2009年3月4日星期三

Dollar Near Highest Since 2006 on Bernanke Warnings, Jobs Data

March 4 (Bloomberg) -- The dollar traded near the highest level since April 2006 against six of the major currencies after Federal Reserve Chairman Ben S. Bernanke said policy makers may need to expand aid to the banking system.

The U.S. currency may climb for a fifth day against the euro before a private sector survey today that may show the U.S. lost jobs for a 13th straight month in February, boosting demand for the dollar as a shelter from the financial crisis. The yen traded near the weakest since November against the dollar after Bank of Japan Governor Masaaki Shirakawa yesterday said the Japanese economy is worsening faster than the central bank expected, reducing the appeal of Japan’s currency.

“Bernanke is telling the public that the Fed and the government will act to support the banking system, which is a support for the U.S. dollar,” said Susumu Kato, chief economist in Tokyo at Calyon Securities, a unit of France’s Credit Agricole SA. “Stronger initiatives by the U.S. will be the driving force of currency markets.”

The dollar climbed to $1.2530 per euro as of 8:16 a.m. in Tokyo from $1.2561 late in New York yesterday. The yen was at 123.35 per euro from 123.31. The U.S. currency rose to 98.44 from 98.16 yen.

The Dollar Index, which the ICE uses to track the greenback versus the euro, yen, pound, Swiss franc, Canadian dollar and Swedish krona, gained as much as 0.4 percent yesterday to 89.327, the highest level since April 2006, as investors took refuge in the world’s reserve currency.

‘Uncertainty’

“The dollar should continue to remain supported as the health of the financial system remains in doubt and investor uncertainty continues,’ Brian Kim, a currency strategist at UBS AG in Stamford, Connecticut, wrote in a research note yesterday.

Policy makers may need to expand aid to the banking system beyond the $700 billion already approved and take other measures even at the cost of soaring fiscal deficits, Bernanke said yesterday in testimony prepared for the Senate Budget Committee.

“Without a reasonable degree of financial stability, a sustainable recovery will not occur,” Bernanke said yesterday in testimony prepared for the Senate Budget Committee. “Although progress has been made on the financial front since last fall, more needs to be done.”

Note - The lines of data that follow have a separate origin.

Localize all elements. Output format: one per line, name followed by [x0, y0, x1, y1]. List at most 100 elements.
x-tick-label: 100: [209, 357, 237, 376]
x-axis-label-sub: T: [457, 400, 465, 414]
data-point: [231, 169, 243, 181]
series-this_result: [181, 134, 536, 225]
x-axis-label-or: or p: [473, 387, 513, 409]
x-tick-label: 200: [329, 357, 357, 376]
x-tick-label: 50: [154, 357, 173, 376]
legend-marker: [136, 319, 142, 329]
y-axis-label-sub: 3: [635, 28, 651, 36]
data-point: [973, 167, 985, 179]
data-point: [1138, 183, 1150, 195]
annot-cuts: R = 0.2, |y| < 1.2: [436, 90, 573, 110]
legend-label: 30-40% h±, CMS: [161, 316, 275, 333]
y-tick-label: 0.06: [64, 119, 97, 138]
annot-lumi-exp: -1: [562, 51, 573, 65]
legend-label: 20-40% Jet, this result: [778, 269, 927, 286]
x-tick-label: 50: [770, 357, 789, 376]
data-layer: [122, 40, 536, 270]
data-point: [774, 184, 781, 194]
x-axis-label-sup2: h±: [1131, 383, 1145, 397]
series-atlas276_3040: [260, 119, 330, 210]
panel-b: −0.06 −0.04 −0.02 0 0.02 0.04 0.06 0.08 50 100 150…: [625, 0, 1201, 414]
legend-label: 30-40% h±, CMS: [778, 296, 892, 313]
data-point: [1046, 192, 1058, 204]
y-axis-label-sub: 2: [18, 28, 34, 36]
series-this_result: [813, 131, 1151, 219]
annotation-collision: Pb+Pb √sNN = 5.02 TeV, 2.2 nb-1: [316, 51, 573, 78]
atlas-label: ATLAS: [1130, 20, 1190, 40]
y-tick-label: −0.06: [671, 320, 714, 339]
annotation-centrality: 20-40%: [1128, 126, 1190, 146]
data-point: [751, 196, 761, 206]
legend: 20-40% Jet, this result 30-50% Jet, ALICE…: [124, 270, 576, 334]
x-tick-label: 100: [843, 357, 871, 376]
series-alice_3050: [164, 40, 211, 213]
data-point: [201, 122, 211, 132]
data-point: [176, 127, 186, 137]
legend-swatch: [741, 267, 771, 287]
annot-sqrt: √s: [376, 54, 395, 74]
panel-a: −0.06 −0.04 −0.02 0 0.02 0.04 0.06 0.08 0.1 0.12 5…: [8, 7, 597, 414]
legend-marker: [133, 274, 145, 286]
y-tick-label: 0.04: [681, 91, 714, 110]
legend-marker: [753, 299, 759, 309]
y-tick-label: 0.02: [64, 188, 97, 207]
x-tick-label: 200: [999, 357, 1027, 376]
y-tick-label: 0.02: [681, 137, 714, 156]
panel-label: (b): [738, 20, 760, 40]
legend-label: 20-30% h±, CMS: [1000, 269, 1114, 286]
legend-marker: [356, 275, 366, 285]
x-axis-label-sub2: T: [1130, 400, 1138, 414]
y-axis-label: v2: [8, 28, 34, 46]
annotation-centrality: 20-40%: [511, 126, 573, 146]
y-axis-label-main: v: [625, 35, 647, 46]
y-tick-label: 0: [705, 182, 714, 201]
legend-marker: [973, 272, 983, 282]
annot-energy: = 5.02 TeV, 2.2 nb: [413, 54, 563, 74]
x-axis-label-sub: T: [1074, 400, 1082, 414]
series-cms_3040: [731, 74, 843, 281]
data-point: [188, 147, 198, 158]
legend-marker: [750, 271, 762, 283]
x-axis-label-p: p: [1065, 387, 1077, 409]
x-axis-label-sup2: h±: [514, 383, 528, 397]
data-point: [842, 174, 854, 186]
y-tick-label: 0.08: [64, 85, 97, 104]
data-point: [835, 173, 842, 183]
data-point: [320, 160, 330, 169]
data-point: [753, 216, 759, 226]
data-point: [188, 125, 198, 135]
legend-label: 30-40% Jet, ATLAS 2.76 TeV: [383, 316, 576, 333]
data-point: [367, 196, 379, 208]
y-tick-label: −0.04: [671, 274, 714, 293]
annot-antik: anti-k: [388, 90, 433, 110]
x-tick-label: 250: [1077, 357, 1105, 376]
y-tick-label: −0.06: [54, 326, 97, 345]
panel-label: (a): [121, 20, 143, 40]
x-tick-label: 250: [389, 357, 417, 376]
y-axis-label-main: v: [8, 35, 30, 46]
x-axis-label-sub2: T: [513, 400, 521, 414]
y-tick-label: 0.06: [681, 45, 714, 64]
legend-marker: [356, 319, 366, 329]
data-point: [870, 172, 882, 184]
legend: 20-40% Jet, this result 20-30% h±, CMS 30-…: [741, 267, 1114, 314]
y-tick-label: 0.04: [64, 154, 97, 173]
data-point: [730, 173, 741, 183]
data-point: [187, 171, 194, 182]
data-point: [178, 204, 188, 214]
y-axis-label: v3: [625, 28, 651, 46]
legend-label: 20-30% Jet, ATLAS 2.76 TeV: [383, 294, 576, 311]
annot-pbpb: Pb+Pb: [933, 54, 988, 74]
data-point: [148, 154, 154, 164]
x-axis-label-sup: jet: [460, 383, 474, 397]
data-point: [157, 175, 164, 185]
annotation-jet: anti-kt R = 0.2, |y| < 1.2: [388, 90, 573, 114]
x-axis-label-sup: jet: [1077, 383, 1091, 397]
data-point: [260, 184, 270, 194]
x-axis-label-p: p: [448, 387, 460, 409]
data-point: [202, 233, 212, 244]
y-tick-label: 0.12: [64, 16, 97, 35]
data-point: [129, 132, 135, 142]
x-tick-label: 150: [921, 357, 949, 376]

Companies in the U.S. cut an estimated 630,000 jobs in February, economists surveyed by Bloomberg News predict the ADP Employer Services gauge will show today. U.S. pending home resales decreased 7.7 percent in January, more than twice the 3.5 percent drop forecast by economists, the National Association of Realtors reported yesterday in Washington.

“The worse things get, the better the dollar does,” said Shaun Osborne, chief currency strategist at TD Securities Inc. in Toronto. “The dollar is still the preferred safe haven in the currency market.”